Code with Claude 2026が示した「エージェントの群れ」——複数AIを束ねる時代の技術判断

2026年5月6日のAnthropic開発者会議で、複数エージェントを束ねる「Multiagent Orchestration」や過去のセッションを引き継ぐ「Dreaming」が発表されました。一台のAIから「エージェントの群れ」へと進む技術潮流を、中小企業のシステム判断の視点で整理します。

2026年5月6日のAnthropic開発者会議で、複数エージェントを束ねる「Multiagent Orchestration」や過去のセッションを引き継ぐ「Dreaming」が発表されました。一台のAIから「エージェントの群れ」へと進む技術潮流を、中小企業のシステム判断の視点で整理します。

※ 本記事は2026年5月時点の公開情報に基づきます。機能は変更・追加されうるため、最新情報はAnthropic公式等をご参照ください。
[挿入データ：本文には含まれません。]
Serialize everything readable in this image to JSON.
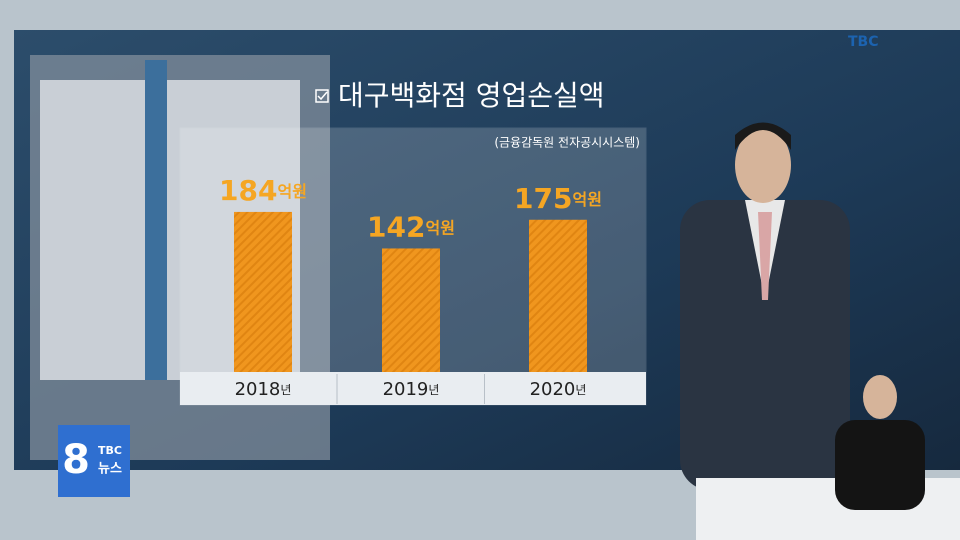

2026年5月6日、サンフランシスコでAnthropicの開発者会議「Code with Claude 2026」が開催されました(その後ロンドンで5月19日、東京で6月10日に開催予定)。発表の中心は、AIが「賢い相棒」から「自律的に働くエージェントの群れ」へと進む方向性でした(出典: InfoQ “Code with Claude”)。

技術責任者として押さえておきたい主な発表は次の3つです。

発表のポイント

1. Multiagent Orchestration(複数エージェントの編成) 複雑な作業を分解し、複数のエージェントを束ねて並行で進める仕組みです。1体のAIにすべてやらせるのではなく、役割分担した「チーム」として動かす発想です。

2. Outcomes(成果基準の定義) 「何をもって成功とするか」をあらかじめ定義しておくと、エージェントが結果を見ながら自分で改善を繰り返せる仕組みです。

3. Dreaming(過去セッションの引き継ぎ) 以前の作業を思い出し、その上に積み上げられる機能です。毎回ゼロから始めるのではなく、文脈を継続できます(出典: InfoQMIT Technology Review)。

「一台」から「群れ」への移行が意味すること

これらに共通するのは、AI活用が単発の依頼から、継続的に働く仕組みへ変わるという方向性です。技術判断としては、次の点が重要になります。

  • 単純なチャット利用の延長で考えると、設計を見誤る
  • 複数エージェントが動くほど、統制・記録・権限管理の重要性が増す
  • 便利さと制御不能リスクは表裏一体である

中小企業はどう構えるべきか

1. 「群れ」より先に「一体」を使いこなす いきなり複数エージェントの編成に挑むより、まず1つの業務で確実に成果を出すこと。土台ができてから群れに広げるのが堅実です。

2. 続けて使う前提でルールを決める 継続して働く仕組みになるほど、「何を任せ、何を人が確認するか」のルールがないと暴走リスクが高まります。導入と同時に運用ルールを用意します。

3. 提供元の進化に乗る(自前で作り込まない) こうした機能は提供各社が急速に強化しています。自社で複雑に作り込むより、標準機能の進化に乗るほうが、保守の負担も少なく安全です。

まとめ

  • 2026年5月6日のCode with Claudeで、複数エージェント編成・成果定義・セッション継続を発表
  • AI活用は「単発の依頼」から「継続的に働く仕組み」へ移行
  • エージェントが増えるほど、統制・記録・権限管理の重要性が増す
  • 中小企業はまず1業務で使いこなし、ルールを整え、標準機能の進化に乗る

技術の方向性は「一台の賢いAI」から「束ねて働くエージェント」へ向かっています。焦って群れを作るより、土台を固めて段階的に広げる——これが地に足のついた技術判断です。

※ 本記事は一般的な情報提供を目的としており、個別の法的・財務的・経営的助言ではありません。具体的な課題については専門家にご相談ください。